講演会「日露戦争時の俘虜生活とシベリア抑留」にてイラスト展示
平成21年8月23日、水戸市国際交流センターにて「第5回 シベリア抑留問題を学び考える −日露戦争時の俘虜生活とシベリア抑留−」の講演会が開催されました。三村さん(写真左)のご紹介により、父のHP「旧ソ連抑留画集」のイラストを展示する運びとなり、実行委員の古川さんとご一緒に水戸から父のイラストを受け取りに来て下さいました。父と三村さんの固い握手は、人類史上最悪の犠牲者数となった第2次大戦を生き残り、そしてさらに極寒の地から生還した者同士しか通じ得ない“戦争の絆”でもあります。(2009/9/3)
●主催:日本ユーラシア協会茨城県支部
講演者は、藻利佳彦氏(東京ロシア語学院主事・メドヴェージ村日本人捕虜生活資料収集センター代表)

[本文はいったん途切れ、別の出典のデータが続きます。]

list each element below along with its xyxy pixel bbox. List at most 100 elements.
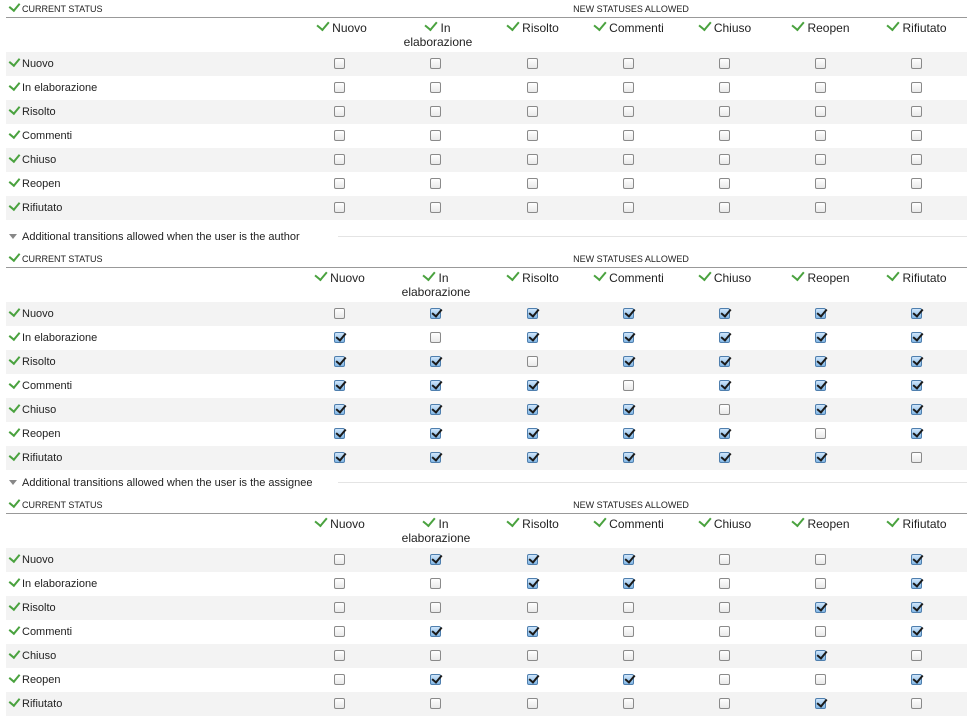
- transition-checkbox[interactable]: [911, 452, 922, 463]
- section-toggle[interactable]: Additional transitions allowed when the …: [9, 475, 312, 491]
- transition-checkbox[interactable]: [334, 308, 345, 319]
- transition-checkbox[interactable]: [623, 154, 634, 165]
- transition-checkbox[interactable]: [719, 602, 730, 613]
- transition-checkbox[interactable]: [334, 130, 345, 141]
- transition-checkbox[interactable]: [527, 650, 538, 661]
- transition-checkbox[interactable]: [334, 428, 345, 439]
- transition-checkbox[interactable]: [430, 356, 441, 367]
- transition-checkbox[interactable]: [430, 332, 441, 343]
- transition-checkbox[interactable]: [719, 332, 730, 343]
- transition-checkbox[interactable]: [815, 578, 826, 589]
- transition-checkbox[interactable]: [334, 356, 345, 367]
- transition-checkbox[interactable]: [911, 308, 922, 319]
- section-toggle[interactable]: Additional transitions allowed when the …: [9, 229, 300, 245]
- transition-checkbox[interactable]: [430, 626, 441, 637]
- transition-checkbox[interactable]: [911, 428, 922, 439]
- transition-checkbox[interactable]: [815, 452, 826, 463]
- transition-checkbox[interactable]: [911, 650, 922, 661]
- transition-checkbox[interactable]: [719, 82, 730, 93]
- transition-checkbox[interactable]: [623, 332, 634, 343]
- transition-checkbox[interactable]: [911, 202, 922, 213]
- transition-checkbox[interactable]: [719, 674, 730, 685]
- transition-checkbox[interactable]: [334, 154, 345, 165]
- transition-checkbox[interactable]: [334, 82, 345, 93]
- transition-checkbox[interactable]: [623, 178, 634, 189]
- transition-checkbox[interactable]: [719, 130, 730, 141]
- transition-checkbox[interactable]: [911, 106, 922, 117]
- transition-checkbox[interactable]: [334, 698, 345, 709]
- transition-checkbox[interactable]: [623, 308, 634, 319]
- transition-checkbox[interactable]: [815, 332, 826, 343]
- transition-checkbox[interactable]: [815, 58, 826, 69]
- transition-checkbox[interactable]: [815, 428, 826, 439]
- transition-checkbox[interactable]: [334, 626, 345, 637]
- transition-checkbox[interactable]: [527, 82, 538, 93]
- transition-checkbox[interactable]: [815, 154, 826, 165]
- transition-checkbox[interactable]: [334, 332, 345, 343]
- transition-checkbox[interactable]: [719, 428, 730, 439]
- transition-checkbox[interactable]: [719, 554, 730, 565]
- transition-checkbox[interactable]: [430, 452, 441, 463]
- transition-checkbox[interactable]: [719, 178, 730, 189]
- transition-checkbox[interactable]: [719, 650, 730, 661]
- transition-checkbox[interactable]: [527, 130, 538, 141]
- transition-checkbox[interactable]: [815, 356, 826, 367]
- transition-checkbox[interactable]: [623, 698, 634, 709]
- transition-checkbox[interactable]: [334, 380, 345, 391]
- transition-checkbox[interactable]: [334, 106, 345, 117]
- transition-checkbox[interactable]: [719, 380, 730, 391]
- transition-checkbox[interactable]: [527, 674, 538, 685]
- transition-checkbox[interactable]: [430, 578, 441, 589]
- transition-checkbox[interactable]: [430, 106, 441, 117]
- transition-checkbox[interactable]: [911, 698, 922, 709]
- transition-checkbox[interactable]: [623, 130, 634, 141]
- transition-checkbox[interactable]: [430, 82, 441, 93]
- transition-checkbox[interactable]: [815, 404, 826, 415]
- transition-checkbox[interactable]: [430, 130, 441, 141]
- transition-checkbox[interactable]: [623, 674, 634, 685]
- transition-checkbox[interactable]: [334, 452, 345, 463]
- transition-checkbox[interactable]: [911, 554, 922, 565]
- transition-checkbox[interactable]: [719, 452, 730, 463]
- transition-checkbox[interactable]: [334, 674, 345, 685]
- transition-checkbox[interactable]: [527, 626, 538, 637]
- transition-checkbox[interactable]: [334, 404, 345, 415]
- transition-checkbox[interactable]: [911, 602, 922, 613]
- transition-checkbox[interactable]: [623, 428, 634, 439]
- transition-checkbox[interactable]: [527, 428, 538, 439]
- transition-checkbox[interactable]: [527, 332, 538, 343]
- transition-checkbox[interactable]: [527, 178, 538, 189]
- transition-checkbox[interactable]: [430, 650, 441, 661]
- transition-checkbox[interactable]: [911, 626, 922, 637]
- transition-checkbox[interactable]: [911, 58, 922, 69]
- transition-checkbox[interactable]: [911, 130, 922, 141]
- transition-checkbox[interactable]: [815, 178, 826, 189]
- transition-checkbox[interactable]: [623, 82, 634, 93]
- transition-checkbox[interactable]: [719, 578, 730, 589]
- transition-checkbox[interactable]: [911, 674, 922, 685]
- transition-checkbox[interactable]: [815, 674, 826, 685]
- transition-checkbox[interactable]: [527, 380, 538, 391]
- transition-checkbox[interactable]: [334, 602, 345, 613]
- transition-checkbox[interactable]: [815, 602, 826, 613]
- transition-checkbox[interactable]: [430, 308, 441, 319]
- transition-checkbox[interactable]: [527, 356, 538, 367]
- transition-checkbox[interactable]: [815, 650, 826, 661]
- transition-checkbox[interactable]: [527, 404, 538, 415]
- transition-checkbox[interactable]: [430, 202, 441, 213]
- transition-checkbox[interactable]: [911, 82, 922, 93]
- transition-checkbox[interactable]: [623, 202, 634, 213]
- transition-checkbox[interactable]: [719, 58, 730, 69]
- transition-checkbox[interactable]: [815, 380, 826, 391]
- transition-checkbox[interactable]: [815, 202, 826, 213]
- transition-checkbox[interactable]: [623, 106, 634, 117]
- transition-checkbox[interactable]: [527, 578, 538, 589]
- transition-checkbox[interactable]: [334, 578, 345, 589]
- transition-checkbox[interactable]: [334, 178, 345, 189]
- transition-checkbox[interactable]: [623, 650, 634, 661]
- transition-checkbox[interactable]: [527, 106, 538, 117]
- transition-checkbox[interactable]: [911, 178, 922, 189]
- transition-checkbox[interactable]: [911, 578, 922, 589]
- transition-checkbox[interactable]: [527, 202, 538, 213]
- transition-checkbox[interactable]: [815, 308, 826, 319]
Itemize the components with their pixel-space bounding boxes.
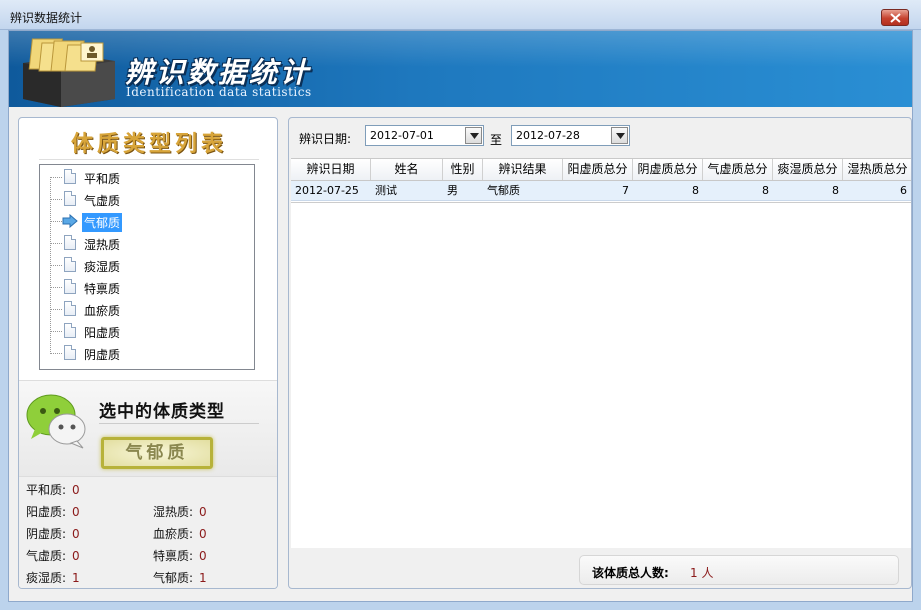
tree-item-label: 阴虚质 — [84, 348, 121, 362]
start-date-picker[interactable]: 2012-07-01 — [365, 125, 484, 146]
chat-bubbles-icon — [26, 394, 86, 449]
divider — [39, 159, 259, 160]
column-header[interactable]: 气虚质总分 — [703, 159, 773, 180]
cell-score: 8 — [832, 184, 839, 197]
total-value: 1 人 — [690, 566, 714, 580]
tree-item-tebing[interactable]: 特禀质 — [40, 277, 254, 297]
count-shire: 湿热质: 0 — [153, 505, 207, 519]
window-title: 辨识数据统计 — [10, 11, 83, 25]
selected-type-heading: 选中的体质类型 — [99, 402, 225, 422]
end-date-value: 2012-07-28 — [516, 129, 580, 142]
close-icon — [890, 13, 901, 23]
document-icon — [64, 279, 76, 294]
total-count-box: 该体质总人数: 1 人 — [579, 555, 899, 585]
count-pinghe: 平和质: 0 — [26, 483, 80, 497]
document-icon — [64, 235, 76, 250]
window-body: 辨识数据统计 Identification data statistics 体质… — [8, 30, 913, 602]
chevron-down-icon — [470, 133, 479, 139]
count-yangxu: 阳虚质: 0 — [26, 505, 80, 519]
chevron-down-icon — [616, 133, 625, 139]
results-table[interactable]: 辨识日期 姓名 性别 辨识结果 阳虚质总分 阴虚质总分 气虚质总分 痰湿质总分 … — [291, 158, 911, 548]
selected-type-box: 选中的体质类型 气郁质 — [19, 380, 277, 476]
column-header[interactable]: 姓名 — [371, 159, 443, 180]
dropdown-button[interactable] — [465, 127, 482, 144]
constitution-tree[interactable]: 平和质 气虚质 气郁质 湿热质 痰湿质 特禀质 血瘀质 阳虚质 阴虚质 — [39, 164, 255, 370]
column-header[interactable]: 辨识结果 — [483, 159, 563, 180]
document-icon — [64, 169, 76, 184]
count-tebing: 特禀质: 0 — [153, 549, 207, 563]
arrow-right-icon — [62, 214, 78, 228]
count-tanshi: 痰湿质: 1 — [26, 571, 80, 585]
document-icon — [64, 301, 76, 316]
tree-item-label: 特禀质 — [84, 282, 121, 296]
tree-item-yangxu[interactable]: 阳虚质 — [40, 321, 254, 341]
tree-item-label: 阳虚质 — [84, 326, 121, 340]
title-bar: 辨识数据统计 — [0, 0, 921, 30]
column-header[interactable]: 性别 — [443, 159, 483, 180]
dropdown-button[interactable] — [611, 127, 628, 144]
document-icon — [64, 345, 76, 360]
constitution-list-panel: 体质类型列表 平和质 气虚质 气郁质 湿热质 痰湿质 特禀质 血瘀质 阳虚质 阴… — [18, 117, 278, 589]
tree-item-label: 湿热质 — [84, 238, 121, 252]
column-header[interactable]: 湿热质总分 — [843, 159, 911, 180]
column-header[interactable]: 辨识日期 — [291, 159, 371, 180]
tree-item-pinghe[interactable]: 平和质 — [40, 167, 254, 187]
table-row[interactable]: 2012-07-25 测试 男 气郁质 7 8 8 8 6 — [291, 181, 911, 201]
cell-gender: 男 — [447, 184, 458, 197]
type-counts: 平和质: 0 阳虚质: 0 湿热质: 0 阴虚质: 0 血瘀质: 0 气虚质: 0 特禀质:… — [19, 476, 277, 588]
selected-type-value: 气郁质 — [101, 437, 213, 469]
tree-item-qixu[interactable]: 气虚质 — [40, 189, 254, 209]
cell-name: 测试 — [375, 184, 397, 197]
cell-score: 6 — [900, 184, 907, 197]
tree-item-label: 血瘀质 — [84, 304, 121, 318]
cell-score: 7 — [622, 184, 629, 197]
tree-item-xueyu[interactable]: 血瘀质 — [40, 299, 254, 319]
column-header[interactable]: 阳虚质总分 — [563, 159, 633, 180]
cell-date: 2012-07-25 — [295, 184, 359, 197]
tree-item-label: 平和质 — [84, 172, 121, 186]
file-drawer-icon — [23, 38, 115, 107]
count-xueyu: 血瘀质: 0 — [153, 527, 207, 541]
count-qixu: 气虚质: 0 — [26, 549, 80, 563]
tree-item-label: 气虚质 — [84, 194, 121, 208]
count-qiyu: 气郁质: 1 — [153, 571, 207, 585]
cell-score: 8 — [762, 184, 769, 197]
tree-item-label: 气郁质 — [82, 213, 123, 232]
divider — [99, 423, 259, 424]
document-icon — [64, 191, 76, 206]
document-icon — [64, 323, 76, 338]
list-heading: 体质类型列表 — [70, 131, 227, 157]
tree-item-yinxu[interactable]: 阴虚质 — [40, 343, 254, 363]
date-label: 辨识日期: — [299, 132, 352, 146]
tree-item-shire[interactable]: 湿热质 — [40, 233, 254, 253]
count-yinxu: 阴虚质: 0 — [26, 527, 80, 541]
tree-item-qiyu[interactable]: 气郁质 — [40, 211, 254, 232]
column-header[interactable]: 痰湿质总分 — [773, 159, 843, 180]
column-header[interactable]: 阴虚质总分 — [633, 159, 703, 180]
table-header: 辨识日期 姓名 性别 辨识结果 阳虚质总分 阴虚质总分 气虚质总分 痰湿质总分 … — [291, 159, 911, 181]
banner-subtitle: Identification data statistics — [126, 85, 312, 99]
close-button[interactable] — [881, 9, 909, 26]
end-date-picker[interactable]: 2012-07-28 — [511, 125, 630, 146]
banner: 辨识数据统计 Identification data statistics — [9, 31, 912, 107]
tree-item-label: 痰湿质 — [84, 260, 121, 274]
document-icon — [64, 257, 76, 272]
start-date-value: 2012-07-01 — [370, 129, 434, 142]
date-separator: 至 — [490, 133, 503, 147]
total-label: 该体质总人数: — [592, 566, 669, 580]
statistics-panel: 辨识日期: 2012-07-01 至 2012-07-28 辨识日期 姓名 性别… — [288, 117, 912, 589]
cell-result: 气郁质 — [487, 184, 520, 197]
tree-item-tanshi[interactable]: 痰湿质 — [40, 255, 254, 275]
cell-score: 8 — [692, 184, 699, 197]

。以下の文章は案内チラシからの抜粋です。「今から約百年前に起こった日露戦争で捕虜になった日露両国将兵は、ハーグ条約のもと比較的人間的な扱いを受けました。サンクトペテルブルグに近いノヴゴロド州メドヴェージ村には日本人捕虜1800人が送られ、終戦までにその地で19人が亡くなっています。遺骸送還記念式典には朝日新聞特派員であった二葉亭四迷も参加していました。今回は、2003年以来、墓石発掘作業に携わっている藻利先生を講師にお招きし、その実相を写真やエピソードを通して紹介していただき、シベリア抑留と比較しつつ捕虜問題を考える学習懇談会といたしました。」
●イラストの感想
とても興味深く見ました。
このような表現形式で捕虜生活の実態を示していることに驚きました。訴える力は文字以上です。多くの人の目に触れることを期待したい。
作者の語り伝えたい思いが痛いほど胸にささりました。作者の人柄なのか、収容所のちがいか、つらいことも明るく描かれていて意外でした。これまで何回も見てきたシベリヤ絵画とはイメージとしても大変違うものを感じました。民族差別のないこと、ロシヤ人の合唱ずきなこと、数に弱いこと、ロシヤ女性のたくましさなど、改めて知ることが出来ました。
きれいな絵です。文章も明るい表現ですばらしい展示でした。
戦争の悲劇でありながら、その中の実在の一面をユーモラスに描き出す力は何だろうか。作者の楽天性だろうか。それとも人間の戦争を空から見て、逃れられない「サガ」のようなものや人間の「愚」を、何者かが描かせたのだろうか。絵の中には、厳しい場面よりも、心を穏やかにしてくれるものが多く包含されているように見えました。
木内氏の絵画的センスと川柳など特異な才能を絵画集から発見し、当時のシベリア抑留についてよく理解できた。
殆どの参加者が丁寧に鑑賞され、説明を求める方もいて大変良かったと思う。事前に佐川理事長の発言で絵と画家木内紫幽氏の紹介をしたのがよかったのでは。